Major US poultry processors fined US$85m over violating federal antitrust laws

US – Poultry processors Cargill Inc., Sanderson Farms, and Wayne Farms have all been collectively fined US$84.8 million after conspiring to share employee wage and benefit information with one another, in violation of federal antitrust laws.

The Antitrust Division of the U.S. Department of Justice (DOJ) had filed a civil complaint in the US District Court for the District of Maryland alleging that poultry processors, Cargill Inc. and Cargill Meat Solutions Corporation, Sanderson Farms Inc., and Wayne Farms LLC, engaged in a decades-long conspiracy.

The companies were collaborating to suppress compensation to poultry processing plant workers by exchanging competitively sensitive information about wages and benefits and collaborating on compensation policies.

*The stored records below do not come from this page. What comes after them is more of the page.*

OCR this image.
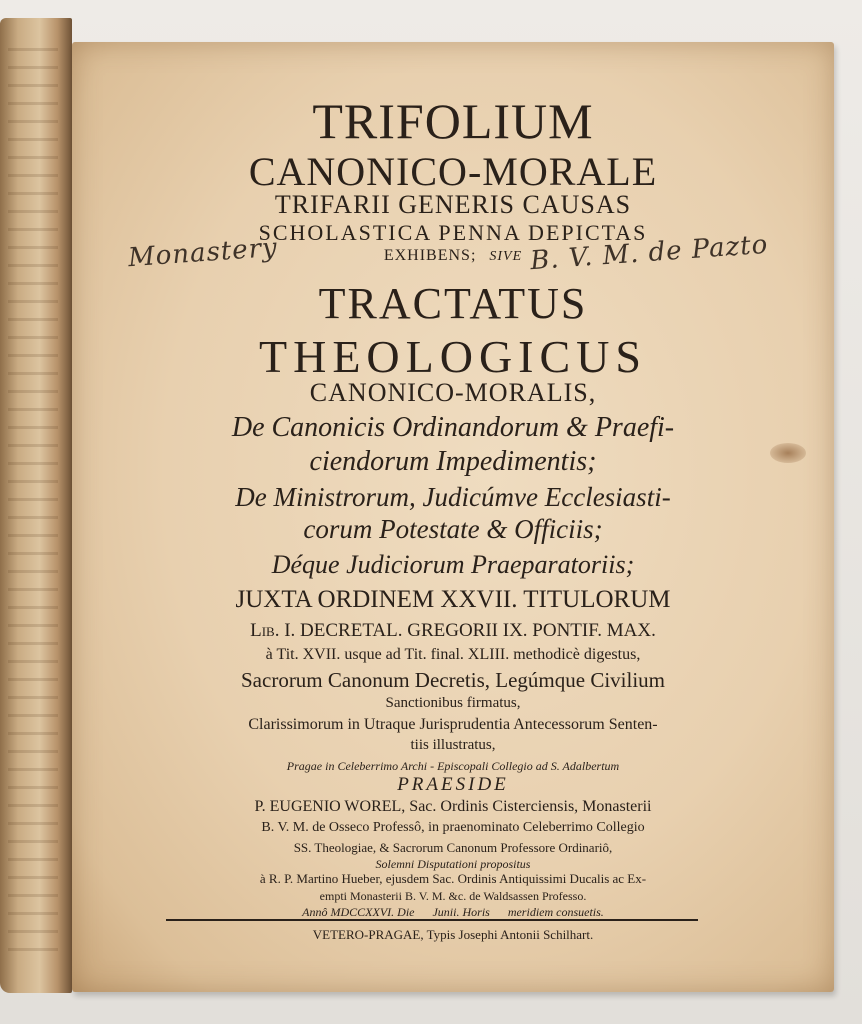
TRIFOLIUM

CANONICO-MORALE

TRIFARII GENERIS CAUSAS

SCHOLASTICA PENNA DEPICTAS

EXHIBENS; SIVE

Monastery	B. V. M. de Pazto

TRACTATUS

THEOLOGICUS

CANONICO-MORALIS,

De Canonicis Ordinandorum & Praefi-

ciendorum Impedimentis;

De Ministrorum, Judicúmve Ecclesiasti-

corum Potestate & Officiis;

Déque Judiciorum Praeparatoriis;

JUXTA ORDINEM XXVII. TITULORUM

Lib. I. DECRETAL. GREGORII IX. PONTIF. MAX.

à Tit. XVII. usque ad Tit. final. XLIII. methodicè digestus,

Sacrorum Canonum Decretis, Legúmque Civilium

Sanctionibus firmatus,

Clarissimorum in Utraque Jurisprudentia Antecessorum Senten-

tiis illustratus,

Pragae in Celeberrimo Archi - Episcopali Collegio ad S. Adalbertum

PRAESIDE

P. EUGENIO WOREL, Sac. Ordinis Cisterciensis, Monasterii

B. V. M. de Osseco Professô, in praenominato Celeberrimo Collegio

SS. Theologiae, & Sacrorum Canonum Professore Ordinariô,

Solemni Disputationi propositus

à R. P. Martino Hueber, ejusdem Sac. Ordinis Antiquissimi Ducalis ac Ex-

empti Monasterii B. V. M. &c. de Waldsassen Professo.

Annô MDCCXXVI. Die      Junii. Horis      meridiem consuetis.

VETERO-PRAGAE, Typis Josephi Antonii Schilhart.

The DOJ alleged that Cargill, Sanderson Farms, and Wayne Farms, close competitors for labor services in the poultry sector, collectively possessed buyer market power (monopsony power) in that relevant nationwide labor market.

The conspiracy had the involvement of data consulting firm Webber, Meng, Sahl and Company (WMS) as the companies’ information broker, as well as the firm’s president, G. Jonathan Meng.

The data consulting firm is accused of facilitating the alleged scheme to share details about processing plant workers’ wages and benefits.

The DOJ entered a proposed consent decree to settle the action with the defendants, in which the poultry processors committed to pay US$84.8 million in restitution, and the defendants are prohibited from engaging in certain conduct for 10 years.

In addition, WMS is prohibited from providing surveys or other services that facilitate the sharing of competitively sensitive information in any industry. 

WMS President G. Jonathan Meng is also subject to the terms of this consent decree in his individual capacity.

The consent decree with Sanderson Farms and Wayne Farms also imposes additional restrictions on deceptive practices in poultry markets.

This will include using a “tournament system” to adjust the poultry grower’s “base payment” in relation to how well the grower performed relative to other growers.

DOJ Antitrust Division Principal Deputy Assistant Attorney General Doha Mekki said in a statement: “Through a brazen scheme to exchange wage and benefit information, these poultry processors stifled competition and harmed a generation of plant workers who face demanding and sometimes dangerous conditions to earn a living.”

The DOJ added that if the deal is approved, the poultry processors will be barred from “sharing competitively sensitive information about poultry processing plant workers’ compensation.”

The proposed consent decree with Sanderson Farms and Wayne Farms would also resolve alleged violations of the Packers and Stockyards Act, which prohibits deceptive practices in poultry markets.

This settlement comes on the heels of several price-fixing prosecutions in the poultry industry involving four major US meat processors including Cargill.

The lawsuit filed by Sysco claimed that since early 2015, the meat processors “exploited their market power in this highly concentrated market by conspiring to limit the supply, and fix the prices, of beef sold to Plaintiff in the US wholesale market”.